While Europe continues to struggle
with the prolonged fallout from the credit crisis, Uggla said there
are further growth opportunities to be exploited in Asia and
The group currently has branches in
Shanghai and Hong Kong and representative offices in Beijing and
Taiwan and an influx of Nordic manufacturing companies setting up
bases in the region has boosted demand for the bank’s services
outside its home markets.
Familiarity is key and companies
from the Nordic region feel more comfortable dealing with a
familiar banking brand while operating abroad than with a local
institution where language and expectations may differ.
“If there is a Swedish company that
has a subsidiary in China, that subsidiary might be loss-making in
the early years and might not look like a very bankable proposition
[for a Chinese bank],” Uggla explained.
“Of course we know the parent back
home and we can get support from the parent and thereby take risks
in terms of lending money to the subsidiary in China.”
But a presence in so many countries
also becomes a challenge. Retaining a consistent corporate culture
across the US, Europe and Far East is one of Uggla’s main missions
and strengthening brand awareness among staff is a key goal of his
for the coming year.
“There are huge cultural
differences between the countries where we operate,” Uggla
“These have to be recognised. We
start from very different positions if you compare, for instance
Holland to Russia or France to America.
“One of my main missions is to
strengthen the Handelsbanken corporate culture in every country
that we operate because Handelsbanken’s main competitive advantage
is the very strong corporate culture and it takes some time before
it is fully implemented in the countries we operate in.”
The bank assesses how well a
country’s branches are aligned with Handelsbanken’s philosophy
using a mixture of resources.
“We implement the culture in many
different way,” Uggla said.
“We have both e-learning programmes
and cultural seminars. We send people to Sweden to get a better
understanding of the bank. We constantly discuss various aspects of
the corporate culture. New branches often get a ‘buddy branch’ to
help them get the right understanding.
“Finally, in the annual salary
review process one of the aspects that is taken into account is how
strong the person is as a culture bearer.”
He may have a big task on his hands with banks spread across
three continents but given his long track record with the bank,
Uggla looks well-suited to getting the Netherlands’ expanded
operations up and running and strengthening corporate culture in
the international divisions in the year ahead.

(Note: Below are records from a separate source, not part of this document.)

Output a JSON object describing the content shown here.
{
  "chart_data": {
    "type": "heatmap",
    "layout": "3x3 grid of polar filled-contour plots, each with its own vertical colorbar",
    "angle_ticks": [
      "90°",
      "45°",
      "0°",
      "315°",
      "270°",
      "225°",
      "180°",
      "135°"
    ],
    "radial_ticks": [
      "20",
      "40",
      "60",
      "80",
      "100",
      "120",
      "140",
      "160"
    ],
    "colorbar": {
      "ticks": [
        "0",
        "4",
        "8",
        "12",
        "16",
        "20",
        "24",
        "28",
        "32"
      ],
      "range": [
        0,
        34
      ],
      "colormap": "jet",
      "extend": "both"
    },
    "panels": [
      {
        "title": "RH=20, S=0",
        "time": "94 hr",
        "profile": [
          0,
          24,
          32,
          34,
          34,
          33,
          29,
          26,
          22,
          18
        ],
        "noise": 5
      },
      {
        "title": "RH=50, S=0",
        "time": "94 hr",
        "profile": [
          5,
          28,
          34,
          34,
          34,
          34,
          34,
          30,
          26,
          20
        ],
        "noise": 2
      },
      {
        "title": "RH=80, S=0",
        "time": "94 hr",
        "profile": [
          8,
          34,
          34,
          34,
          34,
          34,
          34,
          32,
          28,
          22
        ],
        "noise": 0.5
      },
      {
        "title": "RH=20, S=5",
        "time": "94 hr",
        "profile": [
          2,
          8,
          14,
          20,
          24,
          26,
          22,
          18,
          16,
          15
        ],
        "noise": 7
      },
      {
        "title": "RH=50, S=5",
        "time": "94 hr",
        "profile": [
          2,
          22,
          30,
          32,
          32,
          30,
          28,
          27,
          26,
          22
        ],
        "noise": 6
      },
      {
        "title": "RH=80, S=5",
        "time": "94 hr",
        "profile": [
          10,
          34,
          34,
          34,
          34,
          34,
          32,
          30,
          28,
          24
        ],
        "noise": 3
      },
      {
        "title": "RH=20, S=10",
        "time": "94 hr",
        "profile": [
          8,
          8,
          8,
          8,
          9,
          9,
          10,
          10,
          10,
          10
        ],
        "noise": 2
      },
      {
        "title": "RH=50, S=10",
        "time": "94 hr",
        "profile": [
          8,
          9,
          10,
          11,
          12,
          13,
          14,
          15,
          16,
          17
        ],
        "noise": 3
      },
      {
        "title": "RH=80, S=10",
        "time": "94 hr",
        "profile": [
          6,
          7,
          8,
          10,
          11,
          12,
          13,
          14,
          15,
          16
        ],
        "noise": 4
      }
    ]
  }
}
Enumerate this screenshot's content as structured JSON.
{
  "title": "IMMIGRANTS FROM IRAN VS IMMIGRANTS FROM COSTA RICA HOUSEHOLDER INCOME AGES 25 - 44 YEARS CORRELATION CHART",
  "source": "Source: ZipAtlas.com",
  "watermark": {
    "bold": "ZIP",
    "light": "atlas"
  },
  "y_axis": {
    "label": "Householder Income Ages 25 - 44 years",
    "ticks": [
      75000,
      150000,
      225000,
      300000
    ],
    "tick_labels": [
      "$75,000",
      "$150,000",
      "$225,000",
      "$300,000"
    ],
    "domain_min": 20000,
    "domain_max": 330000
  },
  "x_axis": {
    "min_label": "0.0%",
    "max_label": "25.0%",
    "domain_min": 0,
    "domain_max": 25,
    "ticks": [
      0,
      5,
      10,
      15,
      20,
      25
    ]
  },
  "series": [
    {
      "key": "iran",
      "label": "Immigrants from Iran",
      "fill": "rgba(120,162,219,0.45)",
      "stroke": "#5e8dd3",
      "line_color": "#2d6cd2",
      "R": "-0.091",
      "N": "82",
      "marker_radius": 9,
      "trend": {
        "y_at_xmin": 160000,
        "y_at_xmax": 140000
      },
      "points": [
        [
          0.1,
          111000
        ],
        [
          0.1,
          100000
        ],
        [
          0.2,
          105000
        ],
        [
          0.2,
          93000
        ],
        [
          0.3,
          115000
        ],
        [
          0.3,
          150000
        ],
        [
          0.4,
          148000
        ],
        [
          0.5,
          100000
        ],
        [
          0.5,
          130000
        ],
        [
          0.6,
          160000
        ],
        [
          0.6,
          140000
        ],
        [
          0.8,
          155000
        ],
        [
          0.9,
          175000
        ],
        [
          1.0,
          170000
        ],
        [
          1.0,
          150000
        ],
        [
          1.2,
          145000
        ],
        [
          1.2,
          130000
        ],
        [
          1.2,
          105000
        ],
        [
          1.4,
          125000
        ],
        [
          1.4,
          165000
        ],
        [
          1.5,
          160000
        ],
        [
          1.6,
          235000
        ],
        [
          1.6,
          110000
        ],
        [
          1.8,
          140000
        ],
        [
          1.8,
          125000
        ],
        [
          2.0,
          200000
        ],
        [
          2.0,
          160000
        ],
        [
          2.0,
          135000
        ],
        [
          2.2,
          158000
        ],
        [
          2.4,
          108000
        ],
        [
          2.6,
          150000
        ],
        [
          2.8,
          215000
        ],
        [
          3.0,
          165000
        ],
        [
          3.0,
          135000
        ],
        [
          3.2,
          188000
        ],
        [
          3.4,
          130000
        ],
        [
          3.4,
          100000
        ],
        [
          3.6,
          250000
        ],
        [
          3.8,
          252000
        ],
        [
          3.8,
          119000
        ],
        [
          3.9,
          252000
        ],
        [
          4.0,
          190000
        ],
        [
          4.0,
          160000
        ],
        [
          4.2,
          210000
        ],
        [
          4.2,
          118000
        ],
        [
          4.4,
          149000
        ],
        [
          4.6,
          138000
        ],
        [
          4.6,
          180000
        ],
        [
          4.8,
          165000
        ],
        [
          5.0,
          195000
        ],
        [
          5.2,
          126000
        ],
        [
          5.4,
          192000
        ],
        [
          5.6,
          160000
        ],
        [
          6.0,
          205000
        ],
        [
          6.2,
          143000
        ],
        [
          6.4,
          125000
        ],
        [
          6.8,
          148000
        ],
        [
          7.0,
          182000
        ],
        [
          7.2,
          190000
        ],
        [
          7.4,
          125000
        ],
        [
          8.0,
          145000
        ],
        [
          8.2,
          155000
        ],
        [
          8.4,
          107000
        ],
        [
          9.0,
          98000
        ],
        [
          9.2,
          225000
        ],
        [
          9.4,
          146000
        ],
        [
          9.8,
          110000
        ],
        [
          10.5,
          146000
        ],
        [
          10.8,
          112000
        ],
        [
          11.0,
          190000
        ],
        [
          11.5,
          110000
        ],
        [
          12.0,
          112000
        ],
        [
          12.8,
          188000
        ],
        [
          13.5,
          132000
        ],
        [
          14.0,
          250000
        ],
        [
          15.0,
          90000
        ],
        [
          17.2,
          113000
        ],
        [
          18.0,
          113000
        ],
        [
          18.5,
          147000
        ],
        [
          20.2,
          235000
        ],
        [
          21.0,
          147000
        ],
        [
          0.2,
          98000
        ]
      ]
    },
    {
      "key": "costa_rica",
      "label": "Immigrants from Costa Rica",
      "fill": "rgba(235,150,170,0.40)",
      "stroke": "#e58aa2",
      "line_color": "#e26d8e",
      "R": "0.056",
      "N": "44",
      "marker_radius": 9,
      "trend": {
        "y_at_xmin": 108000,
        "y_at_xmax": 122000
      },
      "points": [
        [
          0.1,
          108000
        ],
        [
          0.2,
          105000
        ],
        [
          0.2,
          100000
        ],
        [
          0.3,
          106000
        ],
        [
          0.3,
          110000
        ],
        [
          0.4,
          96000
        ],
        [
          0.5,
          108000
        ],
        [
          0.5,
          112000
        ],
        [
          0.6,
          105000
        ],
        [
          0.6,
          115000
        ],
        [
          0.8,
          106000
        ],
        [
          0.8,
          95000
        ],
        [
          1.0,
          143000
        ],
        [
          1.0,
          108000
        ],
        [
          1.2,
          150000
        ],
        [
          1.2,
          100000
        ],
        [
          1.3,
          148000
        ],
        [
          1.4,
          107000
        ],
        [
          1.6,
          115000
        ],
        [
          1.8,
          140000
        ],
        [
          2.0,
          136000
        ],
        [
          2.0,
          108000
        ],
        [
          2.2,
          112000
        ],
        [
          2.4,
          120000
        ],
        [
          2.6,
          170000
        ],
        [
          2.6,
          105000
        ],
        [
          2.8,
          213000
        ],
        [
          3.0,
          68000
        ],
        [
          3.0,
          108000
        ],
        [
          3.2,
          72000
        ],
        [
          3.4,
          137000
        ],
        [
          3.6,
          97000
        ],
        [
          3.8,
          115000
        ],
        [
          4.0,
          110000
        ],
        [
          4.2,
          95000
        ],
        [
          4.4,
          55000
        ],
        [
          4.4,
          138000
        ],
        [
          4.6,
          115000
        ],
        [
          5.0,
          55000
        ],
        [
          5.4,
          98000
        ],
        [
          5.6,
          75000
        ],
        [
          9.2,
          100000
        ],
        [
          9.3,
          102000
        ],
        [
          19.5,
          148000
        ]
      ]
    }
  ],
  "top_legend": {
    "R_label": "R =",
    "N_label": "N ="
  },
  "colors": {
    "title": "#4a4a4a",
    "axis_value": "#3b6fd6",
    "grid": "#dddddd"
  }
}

Handelsbanken’s 9M10 profits up
In the nine months to 30 September,
operating profit for continuing operations at Handelsbanken
increased by 4% from the year-ago period to SEK10.93bn
Net interest income declined by 6%
to SEK15.7bn but net fee and commission income increased by 9% to
Handelsbanken’s loan loss ratio
fell by 13 basis points to 0.10% with loan losses more than halving
Return on equity for total
operations was unchanged at 12.8% while the bank’s Tier 1 ratio
according to Basel II was up 2.2 percentage points to 15.7%.
The cost-income ratio for
continuing operations increased by 180 basis points to 47.6%.
Highlights included further growth at Handelsbanken’s UK
division, with 15 new branches opening; during the same period, net
interest income in the UK increased by 57%.